Identifying the initial genetic changes involved in this process has proved elusive. Rothamsted Research scientists, who receive strategic funding from the BBSRC, in collaboration with researchers from the Liverpool School of Tropical Medicine and Bayer CropScience AG in Germany, have characterised novel genetic changes that underlie an insect host shift and the emergence of a new subspecies of crop pest with natural resistant to pesticides. The study is published today in the journal Proceedings of the National Academy of Sciences (PNAS).

The peach potato aphid (Myzus persicae) is a major crop pest, one of the most common greenfly pests within the UK and globally. It can cause substantial crop yield losses through the transmission of up to 120 distinct plant viruses and/or directly through feeding and sucking the sap of plants. A subspecies of peach potato aphid (Myzus percicae nicotianae) has evolved to feed and survive on tobacco plants. Aphids of this subspecies show reduced sensitivity to the secondary metabolite nicotine, which is a potent natural insecticide produced by tobacco. Interestingly, these aphids also show reduced sensitivity to neonicotinoids a class of synthetic insecticides.
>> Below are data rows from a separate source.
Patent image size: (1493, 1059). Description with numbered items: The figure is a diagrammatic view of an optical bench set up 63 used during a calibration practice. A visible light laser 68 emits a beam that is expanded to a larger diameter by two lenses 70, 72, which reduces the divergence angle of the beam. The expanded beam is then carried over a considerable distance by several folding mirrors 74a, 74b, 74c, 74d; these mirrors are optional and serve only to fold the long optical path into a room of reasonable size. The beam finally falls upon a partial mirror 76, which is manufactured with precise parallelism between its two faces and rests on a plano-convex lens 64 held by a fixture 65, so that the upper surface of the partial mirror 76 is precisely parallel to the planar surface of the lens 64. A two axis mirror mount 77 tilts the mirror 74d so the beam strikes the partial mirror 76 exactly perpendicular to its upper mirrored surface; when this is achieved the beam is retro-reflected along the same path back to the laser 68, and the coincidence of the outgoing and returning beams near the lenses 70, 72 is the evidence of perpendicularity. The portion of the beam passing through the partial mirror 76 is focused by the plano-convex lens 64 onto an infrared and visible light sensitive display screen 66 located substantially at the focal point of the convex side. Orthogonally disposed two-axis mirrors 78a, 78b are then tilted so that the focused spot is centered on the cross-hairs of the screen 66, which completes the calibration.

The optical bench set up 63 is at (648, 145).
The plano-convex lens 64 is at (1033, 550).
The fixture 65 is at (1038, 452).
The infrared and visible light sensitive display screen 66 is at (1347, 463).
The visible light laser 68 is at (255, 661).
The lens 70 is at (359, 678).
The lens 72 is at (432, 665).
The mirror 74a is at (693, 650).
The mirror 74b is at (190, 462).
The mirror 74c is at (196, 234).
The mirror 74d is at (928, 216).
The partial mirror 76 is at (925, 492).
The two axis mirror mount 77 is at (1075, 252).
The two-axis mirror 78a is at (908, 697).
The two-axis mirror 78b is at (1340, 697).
This study aimed to identify how aphids manage to overcome the toxic effects of the tobacco-produced nicotine and understand how this relates to resistance to neonicotinoids.

Dr Chris Bass of Rothamsted Research, who is funded by a fellowship from the BBSRC, and led the study said: "We are excited that for the first time we have been able to characterise the genetic mutations involved in the initial steps of the host shift of the peach potato aphid to tobacco. We found that a detoxification enzyme called CYP6CY3, which is naturally present in all aphids, is responsible for the metabolism of nicotine to less toxic compounds. However, for this process to occur at significant levels that allow survival of aphids that feed on tobacco plants the gene producing this enzyme needs to be present in many more copies than the normal two copies, up to 100 copies in the most resistant aphids.

"In addition to the gene amplification we have also been able to show that changes in the part of the gene that gives information as to when and where the enzyme should be made (i.e. the regulatory region of CYP6CY3) contribute to the overexpression of the gene. Together these two mechanisms work in concert to produce high levels of the enzyme which breakdowns nicotine and has also pre-adapted tobacco-adapted races to resist man-made insecticides".

Professor Lin Field of Rothamsted Research said: "The findings of this study are very exciting because they provide novel insights into the fundamental evolutionary processes that have driven adaptation in an aphid and similar mechanisms may be employed by other insect species. Additionally, we now have further understanding of the molecular mechanisms that can drive insecticide resistance and this can be utilised when developing pest management strategies."